John prepared to give his command. On his flank he saw Tannenbaum, green and glowing, rise to one knee and take aim, a gas canister loaded in his grenade launcher.
There was a flash from the front window. For a fraction of a second, John thought that someone had jumped the gun on the flash-bangs but then he saw a green mist erupting from Tannenbaum’s head.
“203s! 203s!” John yelled, calling for 40mm grenade fire. “Smoke them all to Hell!”
Well before dawn, the ramparts of Burgos were fully manned with Iberians and their Italian allies. Jugurtha’s main force was concentrated at the south side of the city where he had also concentrated his cannon batteries, having made an assessment that
the city walls were most vulnerable there.
John and Garibaldi passed the spyglass between them trying to see what troop movements had occurred during the night, and as the inky blackness of the night sky faded they had their answer.
“What do you suppose is the distance of their cannon?” Garibaldi asked him.
“No more than three hundred yards,” John said.
“And their infantry?”
“Another hundred yards further.”
They made a circuit of the ramparts checking on the encircling forces. There were a few cannon at all compass points and a thin band of troops ringing the city.

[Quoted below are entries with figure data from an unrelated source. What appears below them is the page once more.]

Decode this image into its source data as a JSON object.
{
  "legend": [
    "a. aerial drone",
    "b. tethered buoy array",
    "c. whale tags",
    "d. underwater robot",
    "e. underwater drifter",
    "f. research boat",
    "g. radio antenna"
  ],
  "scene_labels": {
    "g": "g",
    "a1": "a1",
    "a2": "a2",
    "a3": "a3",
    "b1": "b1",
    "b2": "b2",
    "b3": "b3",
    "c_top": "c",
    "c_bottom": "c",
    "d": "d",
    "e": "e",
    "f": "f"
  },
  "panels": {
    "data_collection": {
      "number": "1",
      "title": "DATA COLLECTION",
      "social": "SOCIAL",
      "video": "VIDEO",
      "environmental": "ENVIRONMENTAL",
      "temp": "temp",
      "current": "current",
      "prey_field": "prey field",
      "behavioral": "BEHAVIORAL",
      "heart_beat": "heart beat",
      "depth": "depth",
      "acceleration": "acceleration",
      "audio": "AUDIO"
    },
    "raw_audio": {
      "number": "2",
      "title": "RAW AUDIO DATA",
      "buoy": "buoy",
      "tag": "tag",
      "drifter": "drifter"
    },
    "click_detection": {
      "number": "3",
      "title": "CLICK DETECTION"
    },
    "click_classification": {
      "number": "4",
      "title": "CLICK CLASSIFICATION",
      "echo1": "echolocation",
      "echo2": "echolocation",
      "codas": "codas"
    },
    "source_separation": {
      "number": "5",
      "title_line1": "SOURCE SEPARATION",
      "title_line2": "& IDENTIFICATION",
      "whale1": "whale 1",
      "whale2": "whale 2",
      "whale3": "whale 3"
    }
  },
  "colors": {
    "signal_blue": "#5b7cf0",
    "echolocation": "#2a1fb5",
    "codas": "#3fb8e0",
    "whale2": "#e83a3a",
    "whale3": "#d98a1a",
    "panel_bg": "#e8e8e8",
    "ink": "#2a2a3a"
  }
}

“They want to respond to an exodus from the other gates but they’ve put most of their fire power to the south,” John said.
Back at the south ramparts they found Aragon who informed them his troops were assembled and ready in the south-gate square and the streets that led to it.
“Where is Pedro?” Garibaldi asked.
“He is at the palace. He is not fond of the early morning.”
Garibaldi smirked, “Well I hope he’ll be able to stay asleep. It’s going to get noisy.”
John found Brian, Trevor, and Charlie beside the singing cannon. Brian was inspecting the rope work on the carriage.
“What do you think?” John asked.
“The aiming point looks good but I’m a little concerned about the recoil,” Brian said.
“You should be. Unchecked it’ll snap back twenty feet. It was an issue on the gun decks.”
“We need to cinch the stays tighter,” Charlie said. “I think it could punch out the back wall and it’s a long way down.”
“Go for it,” John said.
Just then Jugurtha’s cannon opened up and the wall rumbled with each impact. Showers of stones were thrown into the air.
“Did I say hurry?” John added.
The Moors’ cannon were trained mostly on the south gates, heavy oak doors fashioned with multiple layers of wood, their grains running at ninety degrees to one another for strength. The panels were held together with huge iron studs and the doors were mounted deeply within a protective stone barbican connected to the ramparts with necked walkways. The target was relatively small and the initial volleys were wide of the mark.